'This was a miracle': Baby Emma becomes first person in the world to receive successful intestine transplant

Baby Emma with her dad Daniel Lafora O’Sullivan. Pic courtesy of 96fm.
A proud Cork grandmother has given thanks to “all the Corkonians” who supported one-year-old baby Emma, who recently received a world-first transplant of a new intestine, stomach, liver, pancreas and spleen.
Helen O’Sullivan is originally from Blarney but has been living in Spain since the 1970s.

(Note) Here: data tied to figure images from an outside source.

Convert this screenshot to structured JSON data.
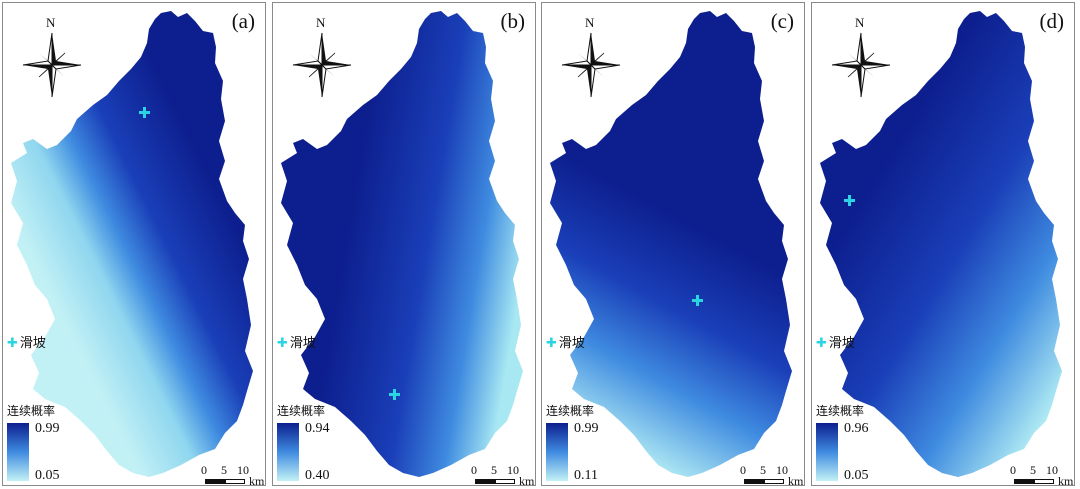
{
  "panels": [
    {
      "label": "(a)",
      "north": "N",
      "legend_title": "连续概率",
      "max": "0.99",
      "min": "0.05",
      "slide_label": "滑坡",
      "scale": [
        "0",
        "5",
        "10"
      ],
      "unit": "km",
      "site": true
    },
    {
      "label": "(b)",
      "north": "N",
      "legend_title": "连续概率",
      "max": "0.94",
      "min": "0.40",
      "slide_label": "滑坡",
      "scale": [
        "0",
        "5",
        "10"
      ],
      "unit": "km",
      "site": true
    },
    {
      "label": "(c)",
      "north": "N",
      "legend_title": "连续概率",
      "max": "0.99",
      "min": "0.11",
      "slide_label": "滑坡",
      "scale": [
        "0",
        "5",
        "10"
      ],
      "unit": "km",
      "site": true
    },
    {
      "label": "(d)",
      "north": "N",
      "legend_title": "连续概率",
      "max": "0.96",
      "min": "0.05",
      "slide_label": "滑坡",
      "scale": [
        "0",
        "5",
        "10"
      ],
      "unit": "km",
      "site": true
    }
  ],
  "colors": {
    "high": "#0d1f8f",
    "mid": "#2f6fd8",
    "low": "#bff0f4",
    "site_marker": "#2ad4e0"
  }
}
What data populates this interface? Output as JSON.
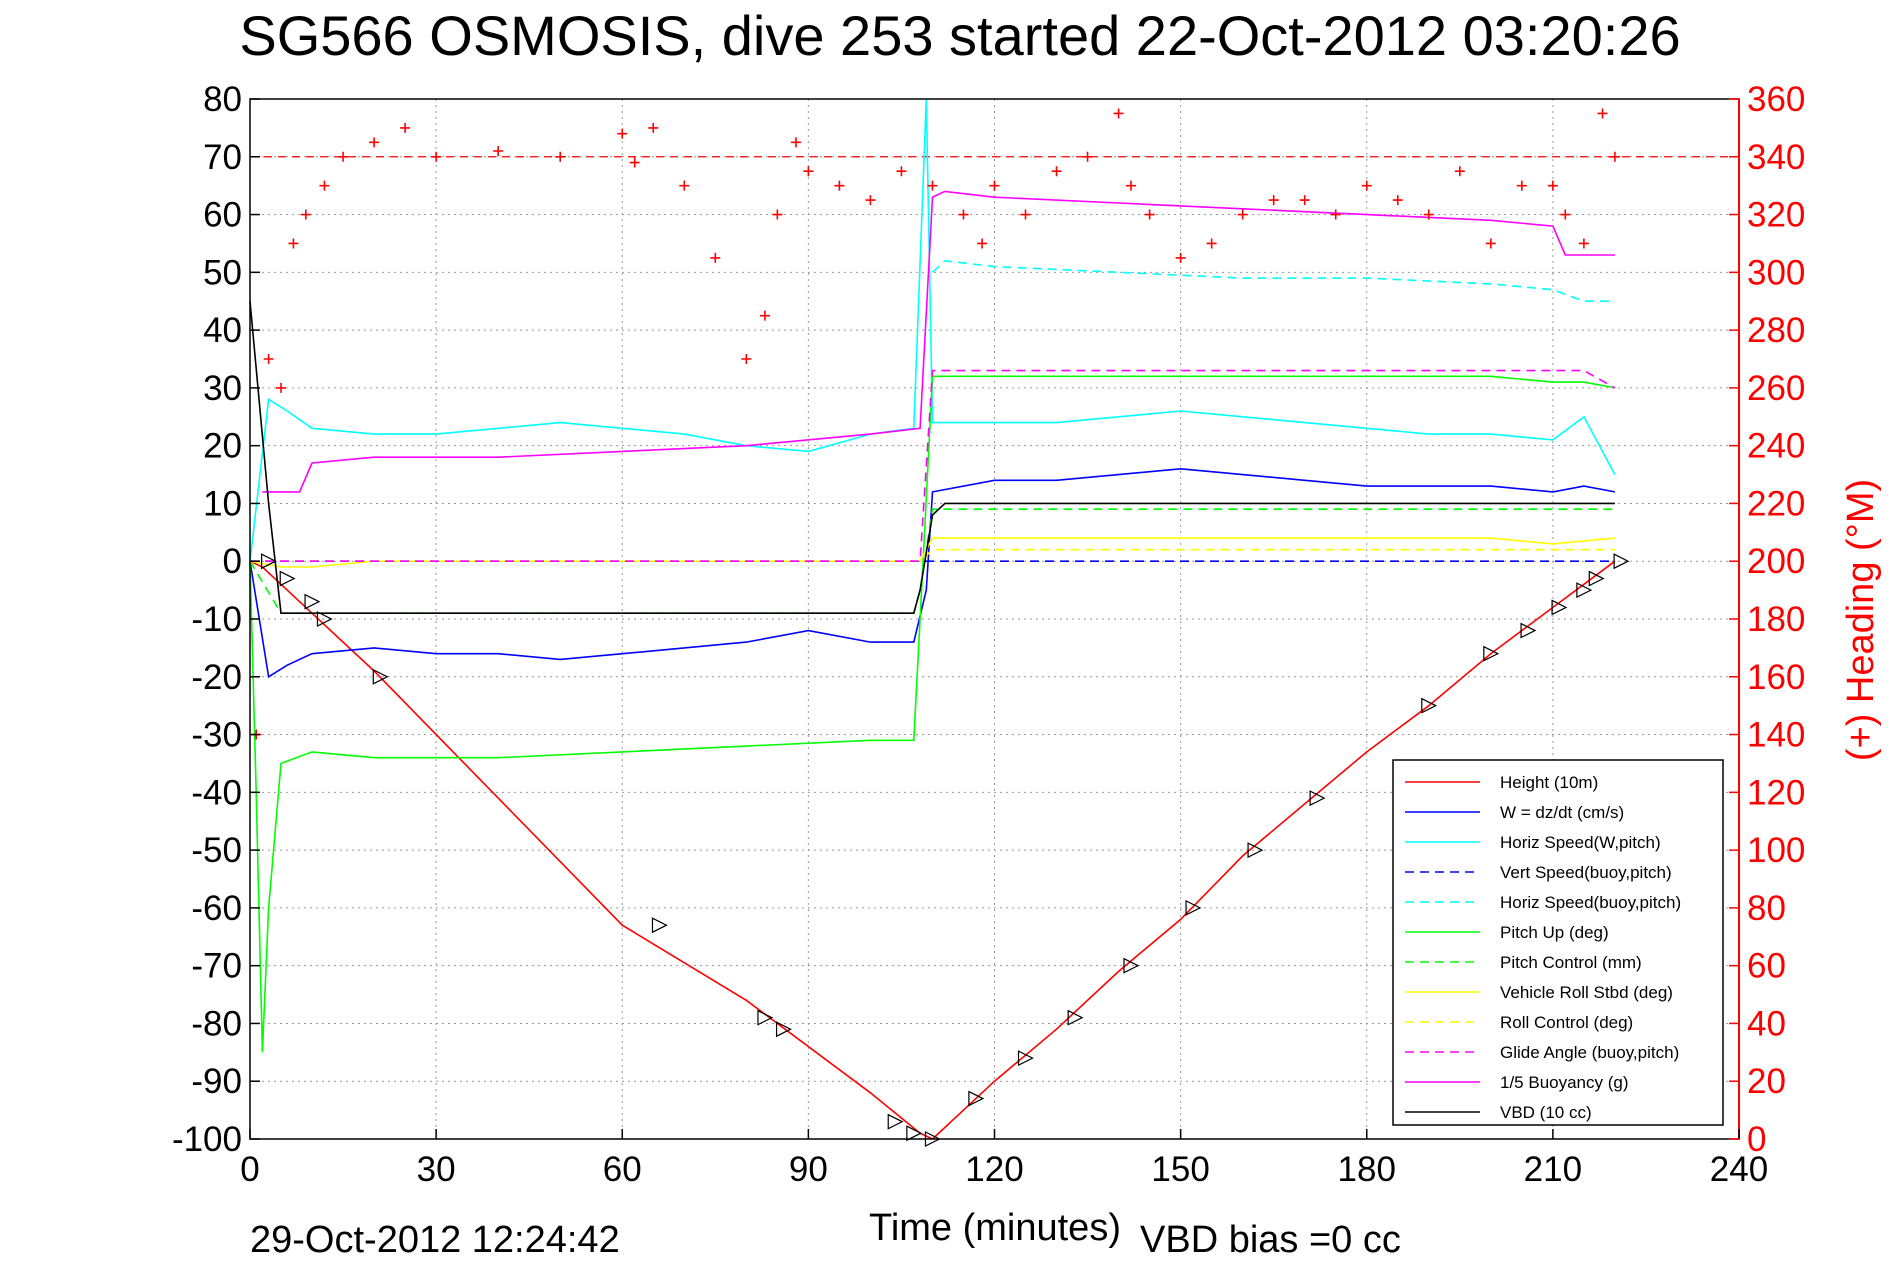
{
  "chart_data": {
    "type": "line",
    "title": "SG566 OSMOSIS, dive 253 started 22-Oct-2012 03:20:26",
    "xlabel": "Time (minutes)",
    "ylabel": "",
    "y2label": "(+) Heading (°M)",
    "xlim": [
      0,
      240
    ],
    "ylim": [
      -100,
      80
    ],
    "y2lim": [
      0,
      360
    ],
    "x_ticks": [
      0,
      30,
      60,
      90,
      120,
      150,
      180,
      210,
      240
    ],
    "y_ticks": [
      -100,
      -90,
      -80,
      -70,
      -60,
      -50,
      -40,
      -30,
      -20,
      -10,
      0,
      10,
      20,
      30,
      40,
      50,
      60,
      70,
      80
    ],
    "y2_ticks": [
      0,
      20,
      40,
      60,
      80,
      100,
      120,
      140,
      160,
      180,
      200,
      220,
      240,
      260,
      280,
      300,
      320,
      340,
      360
    ],
    "grid": true,
    "legend_position": "bottom-right",
    "footer_left": "29-Oct-2012 12:24:42",
    "footer_right": "VBD bias =0 cc",
    "mean_heading": 340,
    "series": [
      {
        "name": "Height (10m)",
        "color": "#ff0000",
        "style": "solid",
        "x": [
          0,
          2,
          5,
          10,
          20,
          40,
          60,
          80,
          100,
          108,
          110,
          115,
          120,
          130,
          140,
          150,
          160,
          170,
          180,
          190,
          200,
          210,
          215,
          220
        ],
        "y": [
          0,
          -1,
          -4,
          -9,
          -19,
          -41,
          -63,
          -76,
          -92,
          -99,
          -100,
          -95,
          -90,
          -81,
          -71,
          -62,
          -51,
          -42,
          -33,
          -25,
          -16,
          -8,
          -4,
          0
        ]
      },
      {
        "name": "W = dz/dt (cm/s)",
        "color": "#0000ff",
        "style": "solid",
        "x": [
          0,
          3,
          6,
          10,
          20,
          30,
          40,
          50,
          60,
          70,
          80,
          90,
          100,
          107,
          109,
          110,
          120,
          130,
          140,
          150,
          160,
          170,
          180,
          190,
          200,
          210,
          215,
          220
        ],
        "y": [
          0,
          -20,
          -18,
          -16,
          -15,
          -16,
          -16,
          -17,
          -16,
          -15,
          -14,
          -12,
          -14,
          -14,
          -5,
          12,
          14,
          14,
          15,
          16,
          15,
          14,
          13,
          13,
          13,
          12,
          13,
          12
        ]
      },
      {
        "name": "Horiz Speed(W,pitch)",
        "color": "#00ffff",
        "style": "solid",
        "x": [
          0,
          3,
          6,
          10,
          20,
          30,
          40,
          50,
          60,
          70,
          80,
          90,
          100,
          107,
          109,
          110,
          120,
          130,
          140,
          150,
          160,
          170,
          180,
          190,
          200,
          210,
          215,
          220
        ],
        "y": [
          0,
          28,
          26,
          23,
          22,
          22,
          23,
          24,
          23,
          22,
          20,
          19,
          22,
          23,
          80,
          24,
          24,
          24,
          25,
          26,
          25,
          24,
          23,
          22,
          22,
          21,
          25,
          15
        ]
      },
      {
        "name": "Vert Speed(buoy,pitch)",
        "color": "#0000ff",
        "style": "dashed",
        "x": [
          0,
          110,
          220
        ],
        "y": [
          0,
          0,
          0
        ]
      },
      {
        "name": "Horiz Speed(buoy,pitch)",
        "color": "#00ffff",
        "style": "dashed",
        "x": [
          110,
          112,
          120,
          140,
          160,
          180,
          200,
          210,
          215,
          220
        ],
        "y": [
          50,
          52,
          51,
          50,
          49,
          49,
          48,
          47,
          45,
          45
        ]
      },
      {
        "name": "Pitch Up (deg)",
        "color": "#00ff00",
        "style": "solid",
        "x": [
          0,
          1,
          2,
          3,
          5,
          10,
          20,
          40,
          60,
          80,
          100,
          107,
          108,
          110,
          120,
          140,
          160,
          180,
          200,
          210,
          215,
          220
        ],
        "y": [
          0,
          -40,
          -85,
          -60,
          -35,
          -33,
          -34,
          -34,
          -33,
          -32,
          -31,
          -31,
          -10,
          32,
          32,
          32,
          32,
          32,
          32,
          31,
          31,
          30
        ]
      },
      {
        "name": "Pitch Control (mm)",
        "color": "#00ff00",
        "style": "dashed",
        "x": [
          0,
          5,
          107,
          108,
          110,
          220
        ],
        "y": [
          0,
          -9,
          -9,
          -5,
          9,
          9
        ]
      },
      {
        "name": "Vehicle Roll Stbd (deg)",
        "color": "#ffff00",
        "style": "solid",
        "x": [
          0,
          5,
          10,
          20,
          40,
          60,
          80,
          100,
          108,
          110,
          120,
          140,
          160,
          180,
          200,
          210,
          220
        ],
        "y": [
          0,
          -1,
          -1,
          0,
          0,
          0,
          0,
          0,
          0,
          4,
          4,
          4,
          4,
          4,
          4,
          3,
          4
        ]
      },
      {
        "name": "Roll Control (deg)",
        "color": "#ffff00",
        "style": "dashed",
        "x": [
          0,
          5,
          108,
          110,
          220
        ],
        "y": [
          0,
          0,
          0,
          2,
          2
        ]
      },
      {
        "name": "Glide Angle (buoy,pitch)",
        "color": "#ff00ff",
        "style": "dashed",
        "x": [
          0,
          108,
          110,
          120,
          140,
          160,
          180,
          200,
          210,
          215,
          220
        ],
        "y": [
          0,
          0,
          33,
          33,
          33,
          33,
          33,
          33,
          33,
          33,
          30
        ]
      },
      {
        "name": "1/5 Buoyancy (g)",
        "color": "#ff00ff",
        "style": "solid",
        "x": [
          2,
          5,
          8,
          10,
          20,
          40,
          60,
          80,
          100,
          108,
          110,
          112,
          120,
          140,
          160,
          180,
          200,
          210,
          212,
          215,
          220
        ],
        "y": [
          12,
          12,
          12,
          17,
          18,
          18,
          19,
          20,
          22,
          23,
          63,
          64,
          63,
          62,
          61,
          60,
          59,
          58,
          53,
          53,
          53
        ]
      },
      {
        "name": "VBD (10 cc)",
        "color": "#000000",
        "style": "solid",
        "x": [
          0,
          3,
          5,
          10,
          107,
          108,
          110,
          112,
          220
        ],
        "y": [
          45,
          10,
          -9,
          -9,
          -9,
          -5,
          8,
          10,
          10
        ]
      },
      {
        "name": "Heading",
        "color": "#ff0000",
        "style": "markers",
        "marker": "+",
        "axis": "right",
        "x": [
          1,
          3,
          5,
          7,
          9,
          12,
          15,
          20,
          25,
          30,
          40,
          50,
          60,
          62,
          65,
          70,
          75,
          80,
          83,
          85,
          88,
          90,
          95,
          100,
          105,
          110,
          115,
          118,
          120,
          125,
          130,
          135,
          140,
          142,
          145,
          150,
          155,
          160,
          165,
          170,
          175,
          180,
          185,
          190,
          195,
          200,
          205,
          210,
          212,
          215,
          218,
          220
        ],
        "y": [
          140,
          270,
          260,
          310,
          320,
          330,
          340,
          345,
          350,
          340,
          342,
          340,
          348,
          338,
          350,
          330,
          305,
          270,
          285,
          320,
          345,
          335,
          330,
          325,
          335,
          330,
          320,
          310,
          330,
          320,
          335,
          340,
          355,
          330,
          320,
          305,
          310,
          320,
          325,
          325,
          320,
          330,
          325,
          320,
          335,
          310,
          330,
          330,
          320,
          310,
          355,
          340
        ]
      }
    ],
    "markers": {
      "name": "Height markers",
      "x": [
        3,
        6,
        10,
        12,
        21,
        66,
        83,
        86,
        104,
        107,
        110,
        117,
        125,
        133,
        142,
        152,
        162,
        172,
        190,
        200,
        206,
        211,
        215,
        217,
        221
      ],
      "y": [
        0,
        -3,
        -7,
        -10,
        -20,
        -63,
        -79,
        -81,
        -97,
        -99,
        -100,
        -93,
        -86,
        -79,
        -70,
        -60,
        -50,
        -41,
        -25,
        -16,
        -12,
        -8,
        -5,
        -3,
        0
      ]
    }
  }
}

She says her granddaughter Emma, who is now almost a year and a half old, is “absolutely thriving” after receiving a lifesaving transplant at the La Paz hospital in Madrid.
Speaking on
with PJ Coogan, Ms O’Sullivan explained that her granddaughter was born with a bowel that was too short, had been in hospital for six months after her birth, and had been through four unsuccessful operations.As Emma’s condition continued to deteriorate, her surgical team had no choice but to try to carry out a ground breaking operation, after only three years of research, knowing that the bowel is the part of the body that poses the highest risk of transplant failure.
Baby Emma has now become the first person in the world to receive a successful intestine transplant, and also received a new liver, stomach, spleen and pancreas.

“We got back a new baby,” said Ms O’Sullivan, speaking about the extensive nature of the transplant, which took 14 hours in total to complete – a wait which was agony for Emma’s family.
“It was the worst day of our lives, and at the same time the best day,” she said.
Ms O’Sullivan commended the hard work and humanity of the world leading surgeons in the Madrid hospital.
She added that the chief surgeon not only saved Emma’s life, but saved the lives of their whole family.
“He saved all our lives, he gave us all back a little quality of life which we hadn’t, we had no quality at all,” said Ms O’Sullivan.
Ms O’Sullivan paid tribute to the family of Emma’s donor, for whom she said it must be “very sad”.
“It must be very sad for the donor, as you can imagine their baby died and saved our baby’s life,” she said.
Not forgetting her Cork roots, Ms O’Sullivan also thanked “all the Corkonians” who supported them, from Blarney to Cork city and many places in between.
“Up the rebels… Thanks a million to everybody in Cork, God bless everybody in Cork,” she said.